'No evidence' that refractive surgery causes chronic dry eye

November 10, 2006

Although almost half of all patients who undergo LASIK report dry eye symptoms, there is no real evidence that the refractive procedure causes chronic dry eye, according to James P. McCulley, MD, FACS, UT Southwestern Medical Center, Fort Worth.

Although almost half of all patients who undergo LASIK report dry eye symptoms, there is no real evidence that the refractive procedure causes chronic dry eye, according to James P. McCulley, MD, FACS, UT Southwestern Medical Center, Fort Worth.

"Dry eye after keratorefractive surgery is worse early postoperatively than late. It is not chronic unless there is pre-existing dry eye," explained Dr. McCulley during a symposium about the ocular surface and refractive surgery.

Refractive surgeons must examine patients carefully preoperatively to rule out dry eye and ensure that the ocular surface is healthy, he said.
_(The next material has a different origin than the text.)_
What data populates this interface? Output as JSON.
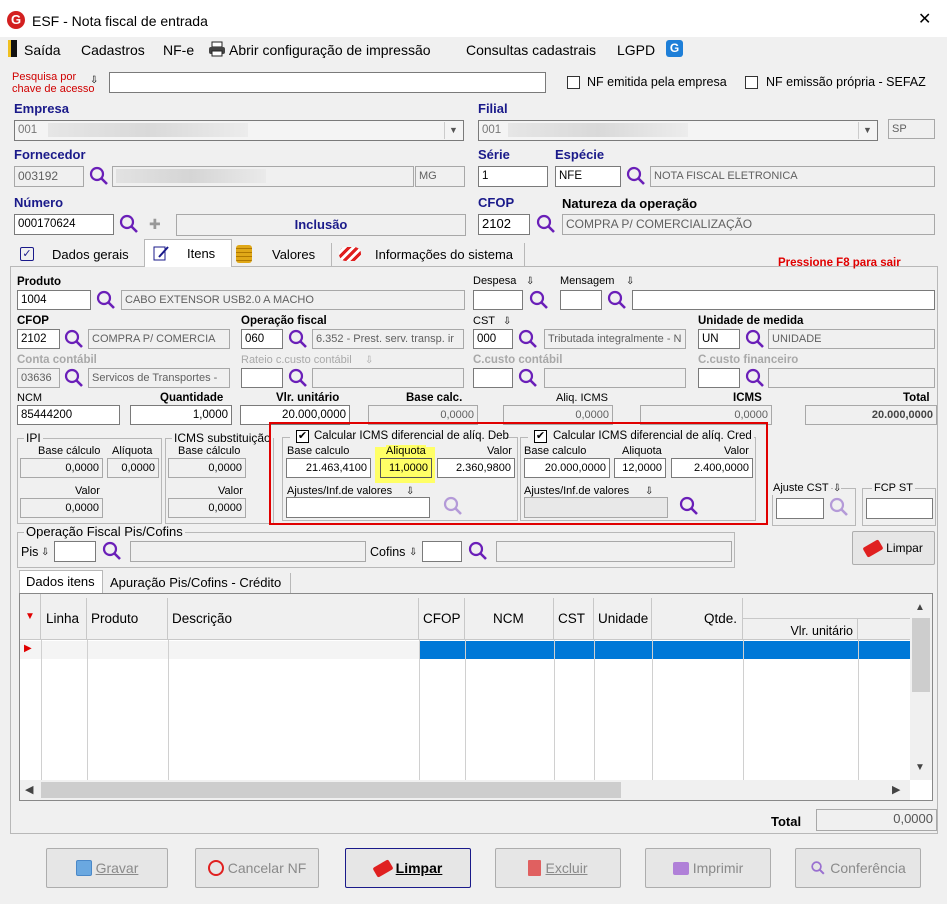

Many patients who seek refractive surgery have been contact lens wearers and in some cases can no longer tolerate them because of dry eyes. All LASIK candidates should be evaluated for dry eye preoperatively and treated effectively before undergoing the procedure, he said.

"After LASIK, we know that we have challenged the eye," he said. "So we need to be prepared to tailor dry eye therapy to the individual patient postop."